92 For bibliography see Ross, Diseases of Nervous System, 2d ed., i. p. 256, and Blum, Berliner klin. Wochen., 1875, Nos. 13-15.

Acute bed-sores (decubitus) develop in many cases of spinal and cerebral disease, but not in all. It is argued that anæsthesia of a part or simple pressure upon a part or irritation of an anæsthetic part will not explain their occurrence, and that they must be traced to a destruction of trophic centres in the cord or brain. No amount of attention to the position and cleanliness of the patient is thought to be sufficient to prevent them in some cases, and their progress is often so rapid as to remove them from the category of simple ulceration. Their most frequent seat is upon the buttocks, over the sacrum, on the heels, and over the scapulæ; but it is believed that in the conditions in which they appear in these places pressure on any part may cause one. They begin within a few hours after the occurrence of the lesion as irregular mottled patches of redness, in which there soon appear small or large vesicles filled with dark serum. These rupture, leaving little areas of ulcerated surface, which soon unite to form a large ulcer with softened, infiltrated, and bloody base and ragged edges.

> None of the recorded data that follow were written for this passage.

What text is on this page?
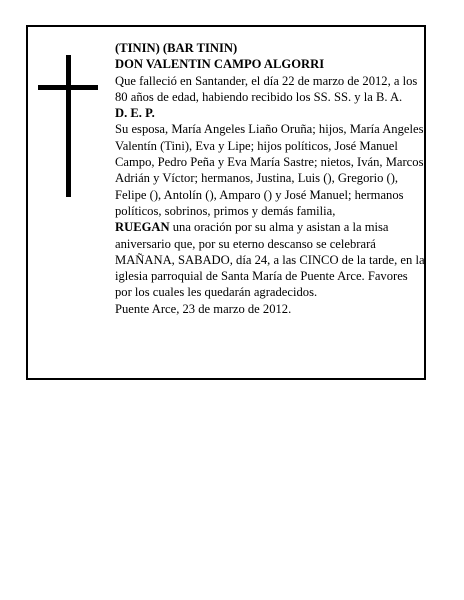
(TININ) (BAR TININ)

DON VALENTIN CAMPO ALGORRI

Que falleció en Santander, el día 22 de marzo de 2012, a los 80 años de edad, habiendo recibido los SS. SS. y la B. A.

D. E. P.

Su esposa, María Angeles Liaño Oruña; hijos, María Angeles, Valentín (Tini), Eva y Lipe; hijos políticos, José Manuel Campo, Pedro Peña y Eva María Sastre; nietos, Iván, Marcos, Adrián y Víctor; hermanos, Justina, Luis (), Gregorio (), Felipe (), Antolín (), Amparo () y José Manuel; hermanos políticos, sobrinos, primos y demás familia,

RUEGAN una oración por su alma y asistan a la misa aniversario que, por su eterno descanso se celebrará MAÑANA, SABADO, día 24, a las CINCO de la tarde, en la iglesia parroquial de Santa María de Puente Arce. Favores por los cuales les quedarán agradecidos.

Puente Arce, 23 de marzo de 2012.
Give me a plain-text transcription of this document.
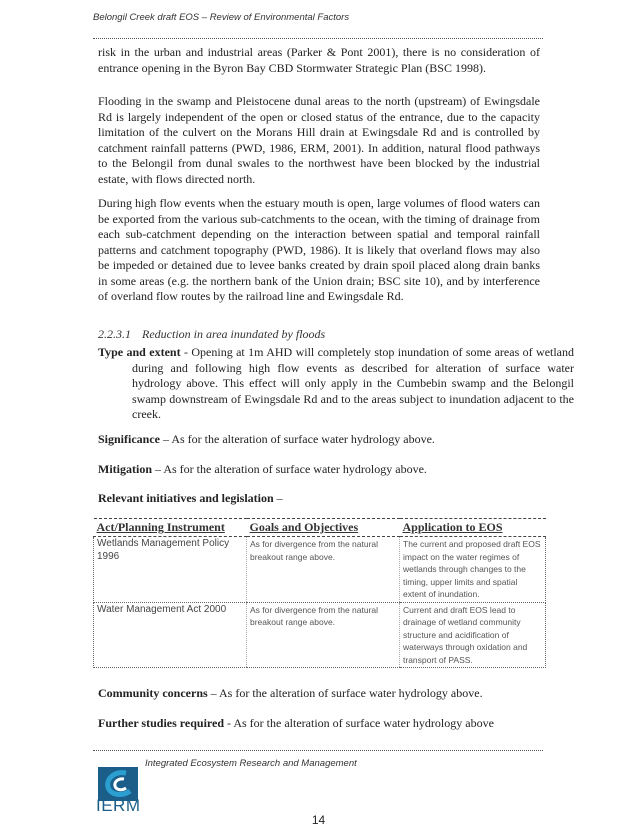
Belongil Creek draft EOS – Review of Environmental Factors

risk in the urban and industrial areas (Parker & Pont 2001), there is no consideration of entrance opening in the Byron Bay CBD Stormwater Strategic Plan (BSC 1998).

Flooding in the swamp and Pleistocene dunal areas to the north (upstream) of Ewingsdale Rd is largely independent of the open or closed status of the entrance, due to the capacity limitation of the culvert on the Morans Hill drain at Ewingsdale Rd and is controlled by catchment rainfall patterns (PWD, 1986, ERM, 2001). In addition, natural flood pathways to the Belongil from dunal swales to the northwest have been blocked by the industrial estate, with flows directed north.

During high flow events when the estuary mouth is open, large volumes of flood waters can be exported from the various sub-catchments to the ocean, with the timing of drainage from each sub-catchment depending on the interaction between spatial and temporal rainfall patterns and catchment topography (PWD, 1986). It is likely that overland flows may also be impeded or detained due to levee banks created by drain spoil placed along drain banks in some areas (e.g. the northern bank of the Union drain; BSC site 10), and by interference of overland flow routes by the railroad line and Ewingsdale Rd.

2.2.3.1 Reduction in area inundated by floods

Type and extent - Opening at 1m AHD will completely stop inundation of some areas of wetland during and following high flow events as described for alteration of surface water hydrology above. This effect will only apply in the Cumbebin swamp and the Belongil swamp downstream of Ewingsdale Rd and to the areas subject to inundation adjacent to the creek.

Significance – As for the alteration of surface water hydrology above.

Mitigation – As for the alteration of surface water hydrology above.

Relevant initiatives and legislation –

Act/Planning Instrument	Goals and Objectives	Application to EOS
Wetlands Management Policy 1996	As for divergence from the natural breakout range above.	The current and proposed draft EOS impact on the water regimes of wetlands through changes to the timing, upper limits and spatial extent of inundation.
Water Management Act 2000	As for divergence from the natural breakout range above.	Current and draft EOS lead to drainage of wetland community structure and acidification of waterways through oxidation and transport of PASS.

Community concerns – As for the alteration of surface water hydrology above.

Further studies required - As for the alteration of surface water hydrology above

IERM
Integrated Ecosystem Research and Management
14
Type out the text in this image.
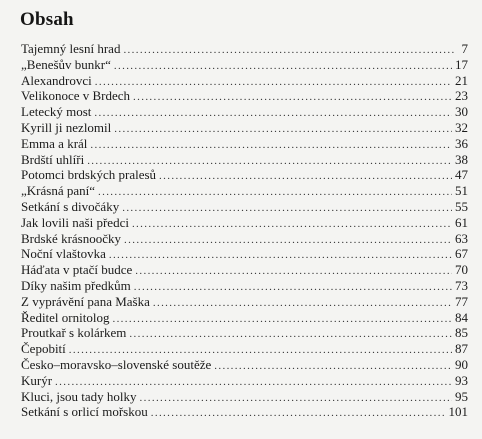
Obsah
Tajemný lesní hrad .....	7
„Benešův bunkr“ .....	17
Alexandrovci .....	21
Velikonoce v Brdech .....	23
Letecký most .....	30
Kyrill ji nezlomil .....	32
Emma a král .....	36
Brdští uhlíři .....	38
Potomci brdských pralesů .....	47
„Krásná paní“ .....	51
Setkání s divočáky .....	55
Jak lovili naši předci .....	61
Brdské krásnoočky .....	63
Noční vlaštovka .....	67
Háďata v ptačí budce .....	70
Díky našim předkům .....	73
Z vyprávění pana Maška .....	77
Ředitel ornitolog .....	84
Proutkař s kolárkem .....	85
Čepobití .....	87
Česko–moravsko–slovenské soutěže .....	90
Kurýr .....	93
Kluci, jsou tady holky .....	95
Setkání s orlicí mořskou .....	101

The tissues around and within the ulcer have a tendency to slough and to become gangrenous, and the process goes on rapidly until a considerable area of the surface is completely destroyed, together with the deeper structures, fat, muscles, and fasciæ, down to the bone, which may become necrosed. Acute cystitis is so frequently associated with acute bed-sore that it is traced to the same nervous cause, though here, again, another explanation is possible. The constitutional disturbance produced by these two affections may be increased by a true septicæmia, to which the patient succumbs; or metastatic abscesses may be formed, and pyæmia cause death; or, lastly, the ulcer on the back may lay bare the vertebræ and erode their ligaments, thus opening a way for the extension of suppuration to the meninges of the spinal cord. The duration may be from a few days to two weeks, and the prognosis is very grave.

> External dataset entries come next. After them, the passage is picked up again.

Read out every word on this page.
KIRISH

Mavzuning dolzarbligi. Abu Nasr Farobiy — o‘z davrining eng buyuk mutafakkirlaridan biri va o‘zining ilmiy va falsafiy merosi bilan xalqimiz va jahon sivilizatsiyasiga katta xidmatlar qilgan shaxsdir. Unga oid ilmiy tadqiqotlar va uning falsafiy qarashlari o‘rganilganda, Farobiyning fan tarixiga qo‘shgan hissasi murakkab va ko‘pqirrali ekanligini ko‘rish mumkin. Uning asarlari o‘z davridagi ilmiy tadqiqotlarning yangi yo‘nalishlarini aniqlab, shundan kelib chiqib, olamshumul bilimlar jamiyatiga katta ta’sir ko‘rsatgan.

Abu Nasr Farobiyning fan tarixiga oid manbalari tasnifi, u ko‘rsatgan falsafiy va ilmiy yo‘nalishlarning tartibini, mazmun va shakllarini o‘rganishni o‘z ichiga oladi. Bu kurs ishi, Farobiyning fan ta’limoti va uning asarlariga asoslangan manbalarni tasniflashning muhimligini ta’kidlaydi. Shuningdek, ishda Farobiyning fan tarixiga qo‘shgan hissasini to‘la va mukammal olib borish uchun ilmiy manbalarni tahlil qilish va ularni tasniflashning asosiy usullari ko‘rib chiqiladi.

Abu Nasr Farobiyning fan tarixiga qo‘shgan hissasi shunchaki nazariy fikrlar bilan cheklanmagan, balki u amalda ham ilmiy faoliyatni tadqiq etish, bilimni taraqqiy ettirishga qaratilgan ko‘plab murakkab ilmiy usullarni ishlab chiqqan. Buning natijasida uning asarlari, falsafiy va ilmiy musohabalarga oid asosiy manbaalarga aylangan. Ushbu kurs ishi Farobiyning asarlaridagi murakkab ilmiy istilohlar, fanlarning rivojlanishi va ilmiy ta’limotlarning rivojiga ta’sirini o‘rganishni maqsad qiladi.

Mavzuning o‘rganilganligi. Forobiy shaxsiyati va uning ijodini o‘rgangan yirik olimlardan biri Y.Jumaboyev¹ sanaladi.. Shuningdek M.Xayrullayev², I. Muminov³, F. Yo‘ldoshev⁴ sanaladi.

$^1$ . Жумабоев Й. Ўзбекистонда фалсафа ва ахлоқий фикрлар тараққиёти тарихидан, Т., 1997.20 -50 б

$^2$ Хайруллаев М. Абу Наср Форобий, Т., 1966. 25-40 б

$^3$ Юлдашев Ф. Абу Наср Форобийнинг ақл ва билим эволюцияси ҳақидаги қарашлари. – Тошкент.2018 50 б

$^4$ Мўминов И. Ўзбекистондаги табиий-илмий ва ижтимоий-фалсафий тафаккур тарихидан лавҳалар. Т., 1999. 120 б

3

Chronic bed-sores develop in a similar manner, although all the processes described occur more slowly and are much less severe. They do not show the tendency to extend so widely or so deeply, nor to become gangrenous. They remain stationary after attaining a certain size, and the tissues seem to lack all tendency to reproduction and repair. When the central lesion which they follow begins to pass away they heal; sometimes local treatment is successful; but in many cases they persist for years, always threatening the life of the patient from the possibility of their sudden aggravation or from the occurrence of the complications already mentioned in connection with the acute process.

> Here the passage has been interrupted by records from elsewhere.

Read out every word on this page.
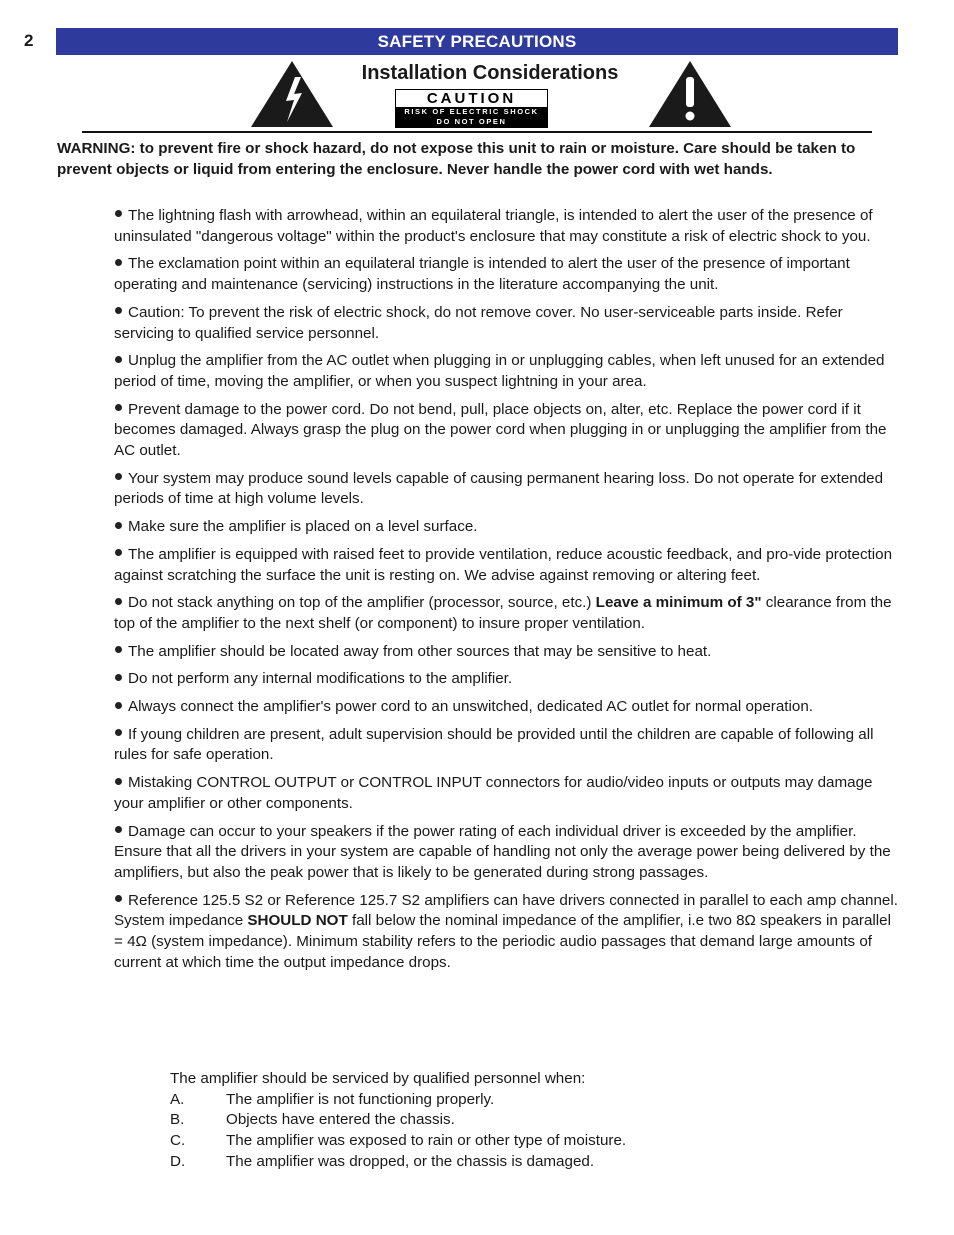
2	SAFETY PRECAUTIONS
Installation Considerations
CAUTION
RISK OF ELECTRIC SHOCK
DO NOT OPEN
WARNING: to prevent fire or shock hazard, do not expose this unit to rain or moisture. Care should be taken to prevent objects or liquid from entering the enclosure. Never handle the power cord with wet hands.
The lightning flash with arrowhead, within an equilateral triangle, is intended to alert the user of the presence of uninsulated "dangerous voltage" within the product's enclosure that may constitute a risk of electric shock to you.
The exclamation point within an equilateral triangle is intended to alert the user of the presence of important operating and maintenance (servicing) instructions in the literature accompanying the unit.
Caution: To prevent the risk of electric shock, do not remove cover. No user-serviceable parts inside. Refer servicing to qualified service personnel.
Unplug the amplifier from the AC outlet when plugging in or unplugging cables, when left unused for an extended period of time, moving the amplifier, or when you suspect lightning in your area.
Prevent damage to the power cord. Do not bend, pull, place objects on, alter, etc. Replace the power cord if it becomes damaged. Always grasp the plug on the power cord when plugging in or unplugging the amplifier from the AC outlet.
Your system may produce sound levels capable of causing permanent hearing loss. Do not operate for extended periods of time at high volume levels.
Make sure the amplifier is placed on a level surface.
The amplifier is equipped with raised feet to provide ventilation, reduce acoustic feedback, and pro-vide protection against scratching the surface the unit is resting on. We advise against removing or altering feet.
Do not stack anything on top of the amplifier (processor, source, etc.) Leave a minimum of 3" clearance from the top of the amplifier to the next shelf (or component) to insure proper ventilation.
The amplifier should be located away from other sources that may be sensitive to heat.
Do not perform any internal modifications to the amplifier.
Always connect the amplifier's power cord to an unswitched, dedicated AC outlet for normal operation.
If young children are present, adult supervision should be provided until the children are capable of following all rules for safe operation.
Mistaking CONTROL OUTPUT or CONTROL INPUT connectors for audio/video inputs or outputs may damage your amplifier or other components.
Damage can occur to your speakers if the power rating of each individual driver is exceeded by the amplifier. Ensure that all the drivers in your system are capable of handling not only the average power being delivered by the amplifiers, but also the peak power that is likely to be generated during strong passages.
Reference 125.5 S2 or Reference 125.7 S2 amplifiers can have drivers connected in parallel to each amp channel. System impedance SHOULD NOT fall below the nominal impedance of the amplifier, i.e two 8Ω speakers in parallel = 4Ω (system impedance). Minimum stability refers to the periodic audio passages that demand large amounts of current at which time the output impedance drops.
The amplifier should be serviced by qualified personnel when:
A.	The amplifier is not functioning properly.
B.	Objects have entered the chassis.
C.	The amplifier was exposed to rain or other type of moisture.
D.	The amplifier was dropped, or the chassis is damaged.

Since neither form of decubitus occurs after lesion of the anterior cornua of the spinal cord, nor in sclerosis of the posterior or lateral columns, nor in those cases of locomotor ataxia in which extensive invasion of the posterior cornua is present, while they are particularly frequent as a complication of general myelitis, hemorrhage in the cord, and syringo-myelitis, it is argued that the trophic centres whose destruction is the cause of these bed-sores lie in the central gray matter of the cord, near to the central canal. In unilateral lesion of the cord the bed-sore occurs on the anæsthetic side of the body—i.e. on the side opposite to the seat of the lesion—a fact which may indicate a decussation of the trophic nerve-fibres in the cord,93 but which has also been urged in proof of the theory that the sore is always due to irritation of an insensitive surface.

93 Recklinghausen believes that these cases of disturbance of nutrition can be explained by injury of anæsthetic parts in which vaso-motor disturbances of central origin exist (Handbuch d. Path. d. Ernahrung, pp. 236, 237).

The treatment of bed-sores belongs to the domain of surgery, the same methods being pursued as in the case of any large ulcer. The application of electricity to the sore has been tried, but the results are not sufficiently encouraging to warrant its recommendation.

Joint affections of neurotic origin are discussed in the articles upon Locomotor Ataxia, Hemiplegia, and Hysteria.